[PATCH v3 10/22] docs: kdoc: create a CMatch to match nested C blocks

From: Mauro Carvalho Chehab

Date: Tue Mar 17 2026 - 14:26:17 EST


The NextMatch code is complex, and will become even more complex
if we add there support for arguments.

Now that we have a tokenizer, we can use a better solution,
easier to be understood.

Yet, to improve performance, it is better to make it use a
previously tokenized code, changing its ABI.

So, reimplement NextMatch using the CTokener class. Once it
is done, we can drop NestedMatch.

Signed-off-by: Mauro Carvalho Chehab <mchehab+huawei@xxxxxxxxxx>
---
tools/lib/python/kdoc/c_lex.py | 121 ++++++++++++++++++++++++++++++---
1 file changed, 111 insertions(+), 10 deletions(-)

diff --git a/tools/lib/python/kdoc/c_lex.py b/tools/lib/python/kdoc/c_lex.py
index 9d726f821f3f..5da472734ff7 100644
--- a/tools/lib/python/kdoc/c_lex.py
+++ b/tools/lib/python/kdoc/c_lex.py
@@ -273,20 +273,121 @@ class CTokenizer():

# Do some cleanups before ";"

- if (tok.kind == CToken.SPACE and
- next_tok.kind == CToken.PUNC and
- next_tok.value == ";"):
-
+ if tok.kind == CToken.SPACE and next_tok.kind == CToken.ENDSTMT:
continue

- if (tok.kind == CToken.PUNC and
- next_tok.kind == CToken.PUNC and
- tok.value == ";" and
- next_tok.kind == CToken.PUNC and
- next_tok.value == ";"):
-
+ if tok.kind == CToken.ENDSTMT and next_tok.kind == tok.kind:
continue

out += str(tok.value)

return out
+
+
+class CMatch:
+ """
+ Finding nested delimiters is hard with regular expressions.

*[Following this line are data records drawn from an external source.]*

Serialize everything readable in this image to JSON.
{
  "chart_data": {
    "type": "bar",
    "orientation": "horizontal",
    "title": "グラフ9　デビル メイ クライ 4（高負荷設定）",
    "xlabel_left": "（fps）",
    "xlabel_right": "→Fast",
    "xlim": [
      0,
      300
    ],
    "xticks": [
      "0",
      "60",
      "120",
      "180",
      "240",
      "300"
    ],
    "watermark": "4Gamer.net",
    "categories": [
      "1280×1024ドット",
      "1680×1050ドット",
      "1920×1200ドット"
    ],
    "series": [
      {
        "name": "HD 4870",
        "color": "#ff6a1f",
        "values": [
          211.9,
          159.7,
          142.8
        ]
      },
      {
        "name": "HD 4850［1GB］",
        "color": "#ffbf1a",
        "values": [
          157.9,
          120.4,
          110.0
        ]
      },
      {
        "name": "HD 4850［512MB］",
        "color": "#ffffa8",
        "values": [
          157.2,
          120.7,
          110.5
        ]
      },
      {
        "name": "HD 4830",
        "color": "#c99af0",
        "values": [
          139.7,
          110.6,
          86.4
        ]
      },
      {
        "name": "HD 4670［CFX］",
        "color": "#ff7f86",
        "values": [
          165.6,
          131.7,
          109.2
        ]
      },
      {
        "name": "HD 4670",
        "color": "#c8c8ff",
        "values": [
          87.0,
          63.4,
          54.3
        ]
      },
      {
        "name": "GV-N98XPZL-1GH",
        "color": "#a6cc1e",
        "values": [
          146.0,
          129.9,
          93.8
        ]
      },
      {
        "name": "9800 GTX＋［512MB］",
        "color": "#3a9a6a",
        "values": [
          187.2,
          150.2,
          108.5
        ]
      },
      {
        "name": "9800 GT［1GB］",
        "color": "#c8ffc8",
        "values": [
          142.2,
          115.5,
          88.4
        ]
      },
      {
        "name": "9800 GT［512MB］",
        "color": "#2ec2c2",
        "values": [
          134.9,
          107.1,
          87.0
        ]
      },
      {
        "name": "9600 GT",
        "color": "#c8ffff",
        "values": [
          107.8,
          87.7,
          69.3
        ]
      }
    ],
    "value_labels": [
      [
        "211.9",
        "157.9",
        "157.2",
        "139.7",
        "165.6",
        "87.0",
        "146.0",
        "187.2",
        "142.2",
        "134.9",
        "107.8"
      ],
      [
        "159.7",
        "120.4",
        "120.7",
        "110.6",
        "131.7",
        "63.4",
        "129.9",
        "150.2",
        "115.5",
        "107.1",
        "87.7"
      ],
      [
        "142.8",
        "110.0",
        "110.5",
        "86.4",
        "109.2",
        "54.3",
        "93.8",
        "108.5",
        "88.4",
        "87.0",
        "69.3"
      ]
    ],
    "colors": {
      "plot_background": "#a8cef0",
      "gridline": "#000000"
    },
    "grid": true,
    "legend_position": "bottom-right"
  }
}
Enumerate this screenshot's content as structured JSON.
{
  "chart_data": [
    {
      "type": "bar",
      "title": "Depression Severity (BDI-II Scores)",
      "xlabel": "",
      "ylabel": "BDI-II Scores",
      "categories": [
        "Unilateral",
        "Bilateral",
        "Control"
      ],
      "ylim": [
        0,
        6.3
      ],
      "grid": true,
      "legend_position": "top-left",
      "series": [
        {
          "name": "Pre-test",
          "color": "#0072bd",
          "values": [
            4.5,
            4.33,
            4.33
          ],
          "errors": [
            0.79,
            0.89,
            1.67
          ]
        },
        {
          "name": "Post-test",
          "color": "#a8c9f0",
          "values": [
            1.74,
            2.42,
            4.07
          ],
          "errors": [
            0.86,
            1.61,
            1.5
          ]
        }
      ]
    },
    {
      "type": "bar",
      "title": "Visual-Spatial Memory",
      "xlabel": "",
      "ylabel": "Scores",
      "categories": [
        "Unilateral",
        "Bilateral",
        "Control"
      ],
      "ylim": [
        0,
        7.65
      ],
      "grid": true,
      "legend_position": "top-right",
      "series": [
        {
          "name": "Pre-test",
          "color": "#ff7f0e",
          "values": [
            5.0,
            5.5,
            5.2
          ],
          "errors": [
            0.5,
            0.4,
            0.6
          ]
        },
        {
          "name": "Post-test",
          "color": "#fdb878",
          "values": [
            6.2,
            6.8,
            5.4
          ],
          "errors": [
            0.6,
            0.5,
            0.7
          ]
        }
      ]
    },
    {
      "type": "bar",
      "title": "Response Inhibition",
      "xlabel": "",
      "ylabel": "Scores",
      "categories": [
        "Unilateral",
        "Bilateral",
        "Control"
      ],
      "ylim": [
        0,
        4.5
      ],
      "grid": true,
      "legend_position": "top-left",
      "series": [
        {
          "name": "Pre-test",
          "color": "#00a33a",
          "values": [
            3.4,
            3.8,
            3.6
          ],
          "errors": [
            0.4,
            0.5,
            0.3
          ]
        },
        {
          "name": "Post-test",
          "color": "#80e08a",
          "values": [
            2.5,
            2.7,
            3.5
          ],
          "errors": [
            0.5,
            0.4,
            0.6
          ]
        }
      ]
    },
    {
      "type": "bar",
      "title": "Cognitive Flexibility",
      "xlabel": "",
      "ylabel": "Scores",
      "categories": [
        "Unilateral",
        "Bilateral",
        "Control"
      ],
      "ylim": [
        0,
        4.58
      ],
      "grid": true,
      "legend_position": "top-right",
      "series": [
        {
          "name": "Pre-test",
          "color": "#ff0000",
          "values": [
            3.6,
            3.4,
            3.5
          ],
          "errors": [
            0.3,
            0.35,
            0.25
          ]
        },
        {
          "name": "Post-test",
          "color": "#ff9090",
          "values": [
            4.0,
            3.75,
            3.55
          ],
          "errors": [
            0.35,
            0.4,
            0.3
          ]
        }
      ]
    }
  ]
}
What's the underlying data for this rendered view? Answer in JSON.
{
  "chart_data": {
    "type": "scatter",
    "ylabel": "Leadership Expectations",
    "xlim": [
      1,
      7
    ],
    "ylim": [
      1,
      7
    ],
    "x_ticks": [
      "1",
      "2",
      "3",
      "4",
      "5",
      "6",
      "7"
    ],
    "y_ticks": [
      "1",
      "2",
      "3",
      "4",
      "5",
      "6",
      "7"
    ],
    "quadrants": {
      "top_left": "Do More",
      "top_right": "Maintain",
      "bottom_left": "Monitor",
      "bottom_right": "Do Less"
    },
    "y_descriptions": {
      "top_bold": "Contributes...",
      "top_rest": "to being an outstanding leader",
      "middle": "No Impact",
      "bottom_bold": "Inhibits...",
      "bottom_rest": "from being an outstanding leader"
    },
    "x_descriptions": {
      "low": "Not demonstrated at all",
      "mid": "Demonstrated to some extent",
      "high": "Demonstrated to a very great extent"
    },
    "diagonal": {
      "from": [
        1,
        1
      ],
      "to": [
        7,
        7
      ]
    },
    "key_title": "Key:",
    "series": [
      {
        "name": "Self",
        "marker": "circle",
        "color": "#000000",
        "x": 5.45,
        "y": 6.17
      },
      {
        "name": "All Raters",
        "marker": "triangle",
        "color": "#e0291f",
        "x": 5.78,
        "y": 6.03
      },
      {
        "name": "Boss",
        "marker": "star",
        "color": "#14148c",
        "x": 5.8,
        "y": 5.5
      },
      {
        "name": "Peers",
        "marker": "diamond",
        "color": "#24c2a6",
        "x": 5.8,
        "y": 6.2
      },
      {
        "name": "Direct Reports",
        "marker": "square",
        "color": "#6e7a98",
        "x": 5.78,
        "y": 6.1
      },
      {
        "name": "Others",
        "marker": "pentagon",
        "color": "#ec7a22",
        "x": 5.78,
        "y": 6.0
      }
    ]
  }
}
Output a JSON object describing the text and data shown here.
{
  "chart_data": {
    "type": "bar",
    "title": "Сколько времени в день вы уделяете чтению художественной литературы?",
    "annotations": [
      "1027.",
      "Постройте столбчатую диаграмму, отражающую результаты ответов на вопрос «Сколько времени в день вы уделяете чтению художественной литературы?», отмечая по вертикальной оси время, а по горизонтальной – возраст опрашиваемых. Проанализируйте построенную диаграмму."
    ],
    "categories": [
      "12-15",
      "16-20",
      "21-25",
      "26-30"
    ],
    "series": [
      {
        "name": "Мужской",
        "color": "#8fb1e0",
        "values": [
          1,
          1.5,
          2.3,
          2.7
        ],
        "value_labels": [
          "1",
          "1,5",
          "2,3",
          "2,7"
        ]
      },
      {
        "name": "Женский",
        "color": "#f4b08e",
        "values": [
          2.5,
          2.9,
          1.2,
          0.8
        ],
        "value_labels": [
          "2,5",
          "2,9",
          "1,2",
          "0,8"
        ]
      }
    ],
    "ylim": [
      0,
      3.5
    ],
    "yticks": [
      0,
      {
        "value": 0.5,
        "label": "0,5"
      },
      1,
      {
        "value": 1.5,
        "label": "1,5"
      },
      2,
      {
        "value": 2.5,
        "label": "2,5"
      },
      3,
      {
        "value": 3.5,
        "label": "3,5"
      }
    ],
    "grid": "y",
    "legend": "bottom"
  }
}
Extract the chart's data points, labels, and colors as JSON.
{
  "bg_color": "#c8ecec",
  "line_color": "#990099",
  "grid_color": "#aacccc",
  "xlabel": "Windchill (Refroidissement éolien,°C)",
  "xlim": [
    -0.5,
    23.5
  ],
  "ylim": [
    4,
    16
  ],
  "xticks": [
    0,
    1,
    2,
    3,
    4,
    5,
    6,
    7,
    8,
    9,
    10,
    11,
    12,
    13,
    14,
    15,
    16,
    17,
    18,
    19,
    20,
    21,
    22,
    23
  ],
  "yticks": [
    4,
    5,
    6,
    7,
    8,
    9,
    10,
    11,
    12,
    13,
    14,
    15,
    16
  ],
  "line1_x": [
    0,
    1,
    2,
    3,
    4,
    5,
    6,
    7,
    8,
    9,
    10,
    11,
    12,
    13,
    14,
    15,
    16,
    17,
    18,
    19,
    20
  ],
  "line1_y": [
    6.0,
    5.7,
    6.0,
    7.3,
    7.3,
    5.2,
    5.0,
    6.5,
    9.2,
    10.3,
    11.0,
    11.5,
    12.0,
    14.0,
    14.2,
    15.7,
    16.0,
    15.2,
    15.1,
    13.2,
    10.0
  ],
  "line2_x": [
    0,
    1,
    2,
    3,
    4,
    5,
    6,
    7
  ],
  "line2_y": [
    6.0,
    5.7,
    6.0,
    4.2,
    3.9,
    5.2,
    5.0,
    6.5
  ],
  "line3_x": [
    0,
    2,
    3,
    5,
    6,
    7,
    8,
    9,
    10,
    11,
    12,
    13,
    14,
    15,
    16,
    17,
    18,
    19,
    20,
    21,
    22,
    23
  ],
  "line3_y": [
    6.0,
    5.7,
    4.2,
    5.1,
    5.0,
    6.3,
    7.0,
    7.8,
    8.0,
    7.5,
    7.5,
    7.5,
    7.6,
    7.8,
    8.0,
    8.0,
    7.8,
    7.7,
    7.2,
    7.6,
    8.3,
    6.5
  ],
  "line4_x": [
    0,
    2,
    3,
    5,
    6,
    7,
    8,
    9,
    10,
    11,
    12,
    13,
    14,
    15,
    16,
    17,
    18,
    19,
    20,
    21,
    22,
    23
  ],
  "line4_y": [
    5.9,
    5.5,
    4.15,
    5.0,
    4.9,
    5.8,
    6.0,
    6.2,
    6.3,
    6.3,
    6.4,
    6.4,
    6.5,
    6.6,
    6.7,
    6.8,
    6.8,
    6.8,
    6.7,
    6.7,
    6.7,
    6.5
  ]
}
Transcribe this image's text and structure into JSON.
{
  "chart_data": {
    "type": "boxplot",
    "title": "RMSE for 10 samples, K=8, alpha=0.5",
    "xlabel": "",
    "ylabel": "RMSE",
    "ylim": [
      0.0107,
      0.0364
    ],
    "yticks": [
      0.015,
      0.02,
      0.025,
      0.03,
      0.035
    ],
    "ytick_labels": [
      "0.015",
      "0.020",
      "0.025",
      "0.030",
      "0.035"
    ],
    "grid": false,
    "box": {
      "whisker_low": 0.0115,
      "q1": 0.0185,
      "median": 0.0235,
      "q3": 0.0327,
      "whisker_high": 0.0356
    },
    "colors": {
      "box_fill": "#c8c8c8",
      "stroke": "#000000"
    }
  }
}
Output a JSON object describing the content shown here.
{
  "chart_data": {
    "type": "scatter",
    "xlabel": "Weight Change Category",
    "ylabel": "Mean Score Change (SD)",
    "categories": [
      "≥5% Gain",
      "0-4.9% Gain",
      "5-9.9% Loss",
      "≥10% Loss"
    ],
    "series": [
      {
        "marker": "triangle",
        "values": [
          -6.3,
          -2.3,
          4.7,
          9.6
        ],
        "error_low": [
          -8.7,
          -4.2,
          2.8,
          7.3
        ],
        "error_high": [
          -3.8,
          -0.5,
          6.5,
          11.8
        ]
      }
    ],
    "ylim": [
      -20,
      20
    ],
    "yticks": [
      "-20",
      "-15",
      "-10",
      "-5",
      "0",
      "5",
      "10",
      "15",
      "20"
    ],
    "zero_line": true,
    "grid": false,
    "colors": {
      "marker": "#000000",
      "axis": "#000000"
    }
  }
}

It is
+ even harder on Python with its normal re module, as there are several
+ advanced regular expressions that are missing.
+
+ This is the case of this pattern::
+
+ '\\bSTRUCT_GROUP(\\(((?:(?>[^)(]+)|(?1))*)\\))[^;]*;'
+
+ which is used to properly match open/close parentheses of the
+ string search STRUCT_GROUP(),
+
+ Add a class that counts pairs of delimiters, using it to match and
+ replace nested expressions.
+
+ The original approach was suggested by:
+
+ https://stackoverflow.com/questions/5454322/python-how-to-match-nested-parentheses-with-regex
+
+ Although I re-implemented it to make it more generic and match 3 types
+ of delimiters. The logic checks if delimiters are paired. If not, it
+ will ignore the search string.
+ """
+
+ # TODO: add a sub method
+
+ def __init__(self, regex):
+ self.regex = KernRe(regex)
+
+ def _search(self, tokenizer):
+ """
+ Finds paired blocks for a regex that ends with a delimiter.
+
+ The suggestion of using finditer to match pairs came from:
+ https://stackoverflow.com/questions/5454322/python-how-to-match-nested-parentheses-with-regex
+ but I ended using a different implementation to align all three types
+ of delimiters and seek for an initial regular expression.
+
+ The algorithm seeks for open/close paired delimiters and places them
+ into a stack, yielding a start/stop position of each match when the
+ stack is zeroed.
+
+ The algorithm should work fine for properly paired lines, but will
+ silently ignore end delimiters that precede a start delimiter.
+ This should be OK for kernel-doc parser, as unaligned delimiters
+ would cause compilation errors. So, we don't need to raise exceptions
+ to cover such issues.
+ """
+
+ start = None
+ offset = -1
+ started = False
+
+ import sys
+
+ stack = []
+
+ for i, tok in enumerate(tokenizer.tokens):
+ if start is None:
+ if tok.kind == CToken.NAME and self.regex.match(tok.value):
+ start = i
+ stack.append((start, tok.level))
+ started = False
+
+ continue
+
+ if not started and tok.kind == CToken.BEGIN:
+ started = True
+ continue
+
+ if tok.kind == CToken.END and tok.level == stack[-1][1]:
+ start, level = stack.pop()
+ offset = i
+
+ yield CTokenizer(tokenizer.tokens[start:offset + 1])
+ start = None
+
+ #
+ # If an END zeroing levels is not there, return remaining stuff
+ # This is meant to solve cases where the caller logic might be
+ # picking an incomplete block.
+ #
+ if start and offset < 0:
+ print("WARNING: can't find an end", file=sys.stderr)
+ yield CTokenizer(tokenizer.tokens[start:])
+
+ def search(self, source):
+ """
+ This is similar to re.search:
+
+ It matches a regex that it is followed by a delimiter,
+ returning occurrences only if all delimiters are paired.
+ """
+
+ if isinstance(source, CTokenizer):
+ tokenizer = source
+ is_token = True
+ else:
+ tokenizer = CTokenizer(source)
+ is_token = False
+
+ for new_tokenizer in self._search(tokenizer):
+ if is_token:
+ yield new_tokenizer
+ else:
+ yield str(new_tokenizer)
--
2.52.0